Bewertung:

Das Buch wird wegen seiner interessanten Perspektive auf die irische Frage und seiner aufschlussreichen Vergleiche mit der Tschechoslowakei sehr positiv aufgenommen. Obwohl es einige erschöpfende Abschnitte enthält, bietet es eine ausgewogene Erzählung über das Leben und die Entscheidungen des Herausgebers.
Vorteile:Interessante Perspektive auf die irische Frage, ausgewogene Darstellung, informative Verweise, nützliche Indexierung.
Nachteile:Einige Abschnitte, insbesondere über Smyllies Erziehung und die Rolle seines Vaters in der Öffentlichkeit, werden als etwas erschöpfend empfunden.
(basierend auf 2 Leserbewertungen)
Smyllie's Ireland: Protestants, Independence, and the Man Who Ran the Irish Times
Als die irischen Republikaner zu Beginn des 20. Jahrhunderts versuchten, das Land von der britischen Herrschaft und dem britischen Einfluss zu befreien, wurde eine klare Abgrenzung zwischen dem, was „authentisch“ irisch war, und dem, was als englischer Einfluss angesehen wurde, vorgenommen.

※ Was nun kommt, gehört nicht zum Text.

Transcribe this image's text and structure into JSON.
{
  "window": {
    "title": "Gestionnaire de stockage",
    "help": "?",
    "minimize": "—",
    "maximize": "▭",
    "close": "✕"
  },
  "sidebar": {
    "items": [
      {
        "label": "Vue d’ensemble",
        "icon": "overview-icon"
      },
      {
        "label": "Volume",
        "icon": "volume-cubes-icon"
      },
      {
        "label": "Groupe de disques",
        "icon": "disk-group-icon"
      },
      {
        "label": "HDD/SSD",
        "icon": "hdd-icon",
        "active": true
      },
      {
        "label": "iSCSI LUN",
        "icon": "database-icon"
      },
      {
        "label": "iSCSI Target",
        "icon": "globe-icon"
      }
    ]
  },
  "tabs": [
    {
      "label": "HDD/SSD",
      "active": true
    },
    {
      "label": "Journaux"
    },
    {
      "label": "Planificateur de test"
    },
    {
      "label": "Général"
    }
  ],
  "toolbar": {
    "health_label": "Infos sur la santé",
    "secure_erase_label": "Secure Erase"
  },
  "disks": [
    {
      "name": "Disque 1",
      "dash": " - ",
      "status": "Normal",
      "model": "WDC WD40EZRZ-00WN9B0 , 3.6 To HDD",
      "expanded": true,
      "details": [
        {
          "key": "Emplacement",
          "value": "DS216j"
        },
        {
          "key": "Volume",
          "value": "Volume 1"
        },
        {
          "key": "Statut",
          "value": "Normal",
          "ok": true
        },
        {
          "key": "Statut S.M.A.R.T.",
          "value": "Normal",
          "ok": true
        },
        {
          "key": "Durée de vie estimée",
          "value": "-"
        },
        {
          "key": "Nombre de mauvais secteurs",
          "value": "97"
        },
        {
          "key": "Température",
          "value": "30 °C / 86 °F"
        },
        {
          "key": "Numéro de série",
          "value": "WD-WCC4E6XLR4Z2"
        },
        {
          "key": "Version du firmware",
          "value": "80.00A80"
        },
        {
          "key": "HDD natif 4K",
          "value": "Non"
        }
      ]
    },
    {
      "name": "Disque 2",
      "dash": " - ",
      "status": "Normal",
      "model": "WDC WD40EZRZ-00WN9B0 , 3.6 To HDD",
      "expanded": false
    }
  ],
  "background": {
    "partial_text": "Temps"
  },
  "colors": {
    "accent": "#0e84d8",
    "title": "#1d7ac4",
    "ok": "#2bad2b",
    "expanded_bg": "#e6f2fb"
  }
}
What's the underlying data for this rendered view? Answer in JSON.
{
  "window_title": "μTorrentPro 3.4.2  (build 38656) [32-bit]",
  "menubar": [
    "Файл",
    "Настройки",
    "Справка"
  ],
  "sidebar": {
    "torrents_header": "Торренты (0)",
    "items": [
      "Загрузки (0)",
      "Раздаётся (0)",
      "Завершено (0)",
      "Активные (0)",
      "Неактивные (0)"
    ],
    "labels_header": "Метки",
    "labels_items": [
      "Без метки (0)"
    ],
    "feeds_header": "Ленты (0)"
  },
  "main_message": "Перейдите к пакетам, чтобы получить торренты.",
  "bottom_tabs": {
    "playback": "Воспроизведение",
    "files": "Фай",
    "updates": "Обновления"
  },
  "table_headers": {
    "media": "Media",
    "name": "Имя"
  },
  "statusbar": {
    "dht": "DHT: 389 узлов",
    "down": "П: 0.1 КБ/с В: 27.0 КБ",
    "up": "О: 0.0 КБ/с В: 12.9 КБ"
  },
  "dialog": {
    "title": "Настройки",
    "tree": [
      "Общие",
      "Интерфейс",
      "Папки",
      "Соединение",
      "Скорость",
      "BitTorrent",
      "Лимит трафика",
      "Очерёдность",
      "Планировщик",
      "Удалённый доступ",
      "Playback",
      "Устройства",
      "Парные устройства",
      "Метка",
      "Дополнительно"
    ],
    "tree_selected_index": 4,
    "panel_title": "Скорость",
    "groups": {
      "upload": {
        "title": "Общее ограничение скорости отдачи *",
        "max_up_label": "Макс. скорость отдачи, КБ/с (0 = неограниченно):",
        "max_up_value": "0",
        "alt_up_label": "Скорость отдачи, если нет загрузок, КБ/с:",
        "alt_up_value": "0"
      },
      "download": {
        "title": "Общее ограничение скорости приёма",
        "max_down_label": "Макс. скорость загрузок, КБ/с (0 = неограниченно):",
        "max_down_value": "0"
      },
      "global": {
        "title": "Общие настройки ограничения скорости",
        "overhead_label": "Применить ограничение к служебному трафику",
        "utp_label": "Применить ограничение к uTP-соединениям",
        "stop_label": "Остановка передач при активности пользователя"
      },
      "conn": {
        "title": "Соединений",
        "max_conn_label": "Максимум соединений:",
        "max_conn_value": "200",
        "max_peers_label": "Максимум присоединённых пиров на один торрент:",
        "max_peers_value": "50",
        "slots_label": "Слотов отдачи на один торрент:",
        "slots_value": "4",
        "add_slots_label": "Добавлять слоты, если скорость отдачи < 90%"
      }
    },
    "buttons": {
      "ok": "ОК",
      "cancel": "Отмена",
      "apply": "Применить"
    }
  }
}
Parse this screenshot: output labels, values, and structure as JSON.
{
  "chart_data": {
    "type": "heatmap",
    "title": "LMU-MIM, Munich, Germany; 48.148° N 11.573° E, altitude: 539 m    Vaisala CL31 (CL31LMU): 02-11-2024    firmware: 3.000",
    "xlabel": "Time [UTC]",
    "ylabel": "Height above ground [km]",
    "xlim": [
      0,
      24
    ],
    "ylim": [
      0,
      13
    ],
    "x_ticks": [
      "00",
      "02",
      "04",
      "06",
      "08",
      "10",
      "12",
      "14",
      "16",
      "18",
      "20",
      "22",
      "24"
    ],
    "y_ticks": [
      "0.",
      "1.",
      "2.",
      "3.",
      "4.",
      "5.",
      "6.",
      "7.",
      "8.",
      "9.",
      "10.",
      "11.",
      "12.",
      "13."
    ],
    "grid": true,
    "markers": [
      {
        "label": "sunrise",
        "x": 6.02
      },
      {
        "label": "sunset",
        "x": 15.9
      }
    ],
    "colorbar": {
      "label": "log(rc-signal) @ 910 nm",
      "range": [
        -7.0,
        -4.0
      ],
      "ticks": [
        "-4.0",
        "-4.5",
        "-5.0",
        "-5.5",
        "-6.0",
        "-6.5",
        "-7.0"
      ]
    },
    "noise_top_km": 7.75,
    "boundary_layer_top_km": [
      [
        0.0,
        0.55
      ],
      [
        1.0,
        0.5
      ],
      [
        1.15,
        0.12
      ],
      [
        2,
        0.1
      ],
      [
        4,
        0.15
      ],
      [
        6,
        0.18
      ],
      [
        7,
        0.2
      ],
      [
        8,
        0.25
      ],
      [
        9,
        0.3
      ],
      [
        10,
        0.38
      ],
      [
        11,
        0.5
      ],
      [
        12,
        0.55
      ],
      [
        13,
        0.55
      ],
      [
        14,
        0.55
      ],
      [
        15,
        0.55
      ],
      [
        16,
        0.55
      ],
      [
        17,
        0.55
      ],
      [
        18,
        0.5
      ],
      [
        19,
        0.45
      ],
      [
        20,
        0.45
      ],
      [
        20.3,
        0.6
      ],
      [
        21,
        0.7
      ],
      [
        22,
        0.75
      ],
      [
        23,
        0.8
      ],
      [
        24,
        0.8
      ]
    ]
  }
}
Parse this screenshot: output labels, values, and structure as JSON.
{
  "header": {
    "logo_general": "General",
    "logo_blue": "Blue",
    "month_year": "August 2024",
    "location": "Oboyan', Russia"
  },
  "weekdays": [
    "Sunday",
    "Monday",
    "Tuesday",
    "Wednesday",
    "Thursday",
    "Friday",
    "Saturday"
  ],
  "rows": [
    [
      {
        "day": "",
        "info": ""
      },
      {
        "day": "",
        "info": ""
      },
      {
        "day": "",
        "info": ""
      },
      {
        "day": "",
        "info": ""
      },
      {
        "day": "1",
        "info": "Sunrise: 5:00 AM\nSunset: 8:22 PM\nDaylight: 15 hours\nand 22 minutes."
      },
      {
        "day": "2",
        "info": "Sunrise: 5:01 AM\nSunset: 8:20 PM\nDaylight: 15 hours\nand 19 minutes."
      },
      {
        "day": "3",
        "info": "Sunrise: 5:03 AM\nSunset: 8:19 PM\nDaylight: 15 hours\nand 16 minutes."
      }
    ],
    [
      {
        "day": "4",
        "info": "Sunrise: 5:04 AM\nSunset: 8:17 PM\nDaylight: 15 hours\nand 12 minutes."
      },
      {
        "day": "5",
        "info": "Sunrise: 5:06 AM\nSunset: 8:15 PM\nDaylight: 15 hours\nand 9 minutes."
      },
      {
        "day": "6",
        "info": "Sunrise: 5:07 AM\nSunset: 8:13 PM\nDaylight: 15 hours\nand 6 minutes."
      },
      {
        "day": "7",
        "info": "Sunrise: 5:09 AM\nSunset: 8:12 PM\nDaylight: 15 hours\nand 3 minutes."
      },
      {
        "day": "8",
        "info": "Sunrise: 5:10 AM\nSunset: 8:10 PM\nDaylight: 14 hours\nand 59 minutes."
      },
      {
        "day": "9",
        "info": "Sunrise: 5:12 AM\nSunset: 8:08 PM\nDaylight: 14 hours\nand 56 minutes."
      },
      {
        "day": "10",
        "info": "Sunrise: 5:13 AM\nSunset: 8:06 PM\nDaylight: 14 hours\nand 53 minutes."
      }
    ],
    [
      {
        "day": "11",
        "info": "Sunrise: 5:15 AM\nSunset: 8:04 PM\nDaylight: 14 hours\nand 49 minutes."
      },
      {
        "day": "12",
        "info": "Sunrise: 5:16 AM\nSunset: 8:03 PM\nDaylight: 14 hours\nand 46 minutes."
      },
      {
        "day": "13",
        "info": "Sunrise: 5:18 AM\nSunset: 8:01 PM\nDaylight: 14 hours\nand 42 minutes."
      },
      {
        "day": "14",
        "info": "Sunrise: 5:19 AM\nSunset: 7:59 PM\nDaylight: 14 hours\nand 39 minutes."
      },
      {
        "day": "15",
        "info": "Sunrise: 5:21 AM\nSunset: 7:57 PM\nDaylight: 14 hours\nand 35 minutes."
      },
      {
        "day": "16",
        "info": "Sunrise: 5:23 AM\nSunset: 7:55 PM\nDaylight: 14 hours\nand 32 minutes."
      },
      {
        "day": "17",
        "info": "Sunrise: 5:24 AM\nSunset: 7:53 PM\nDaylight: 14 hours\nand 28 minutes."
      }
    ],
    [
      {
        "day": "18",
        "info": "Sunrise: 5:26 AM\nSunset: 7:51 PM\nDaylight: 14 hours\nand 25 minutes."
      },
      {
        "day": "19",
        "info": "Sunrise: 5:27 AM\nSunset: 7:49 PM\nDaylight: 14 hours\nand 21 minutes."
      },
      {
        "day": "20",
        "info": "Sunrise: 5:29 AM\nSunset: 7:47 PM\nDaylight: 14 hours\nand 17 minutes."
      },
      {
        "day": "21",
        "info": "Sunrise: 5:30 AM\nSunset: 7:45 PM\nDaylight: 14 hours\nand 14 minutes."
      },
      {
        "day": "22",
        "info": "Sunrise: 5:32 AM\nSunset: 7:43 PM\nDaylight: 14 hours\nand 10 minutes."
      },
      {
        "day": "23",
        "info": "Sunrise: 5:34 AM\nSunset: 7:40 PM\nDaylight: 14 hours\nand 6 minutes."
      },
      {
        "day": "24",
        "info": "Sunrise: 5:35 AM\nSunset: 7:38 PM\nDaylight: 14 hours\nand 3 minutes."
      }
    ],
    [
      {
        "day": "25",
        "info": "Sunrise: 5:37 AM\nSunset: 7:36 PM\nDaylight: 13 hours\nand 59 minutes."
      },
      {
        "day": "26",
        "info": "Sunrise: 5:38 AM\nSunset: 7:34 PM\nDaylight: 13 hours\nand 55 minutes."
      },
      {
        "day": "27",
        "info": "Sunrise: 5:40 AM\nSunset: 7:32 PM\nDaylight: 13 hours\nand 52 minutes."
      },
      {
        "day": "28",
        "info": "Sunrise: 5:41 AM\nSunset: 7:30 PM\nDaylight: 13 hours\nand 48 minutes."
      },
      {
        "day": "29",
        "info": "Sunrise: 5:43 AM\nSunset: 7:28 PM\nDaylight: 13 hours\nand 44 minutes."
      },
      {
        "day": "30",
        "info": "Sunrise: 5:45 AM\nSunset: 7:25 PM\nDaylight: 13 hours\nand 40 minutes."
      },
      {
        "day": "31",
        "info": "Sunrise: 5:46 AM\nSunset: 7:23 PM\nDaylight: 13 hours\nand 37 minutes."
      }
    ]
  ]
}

Als Angehöriger der anglo-irischen Elite, der eine prekäre Identität irgendwo dazwischen bewohnte, musste R. M. Smyllie die schmerzliche Erfahrung machen, sich in seiner eigenen Heimat als Außenseiter zu fühlen.
Smyllies Rolle als einflussreicher Redakteur der Irish Times bedeutete, dass er sich mit den meisten Themen auseinandersetzen musste, die die irische Erfahrung ausmachten, von Irlands Neutralität während des Zweiten Weltkriegs bis hin zu den heiklen kulturellen Ansprüchen an die irische Sprache und die literarische Zensur. In dieser fesselnden Betrachtung eines bombastischen, freimütigen und widersprüchlichen Mannes bietet Caleb Wood Richardson eine Möglichkeit, Smyllie als Repräsentant der größeren anglo-irischen Erfahrung zu sehen.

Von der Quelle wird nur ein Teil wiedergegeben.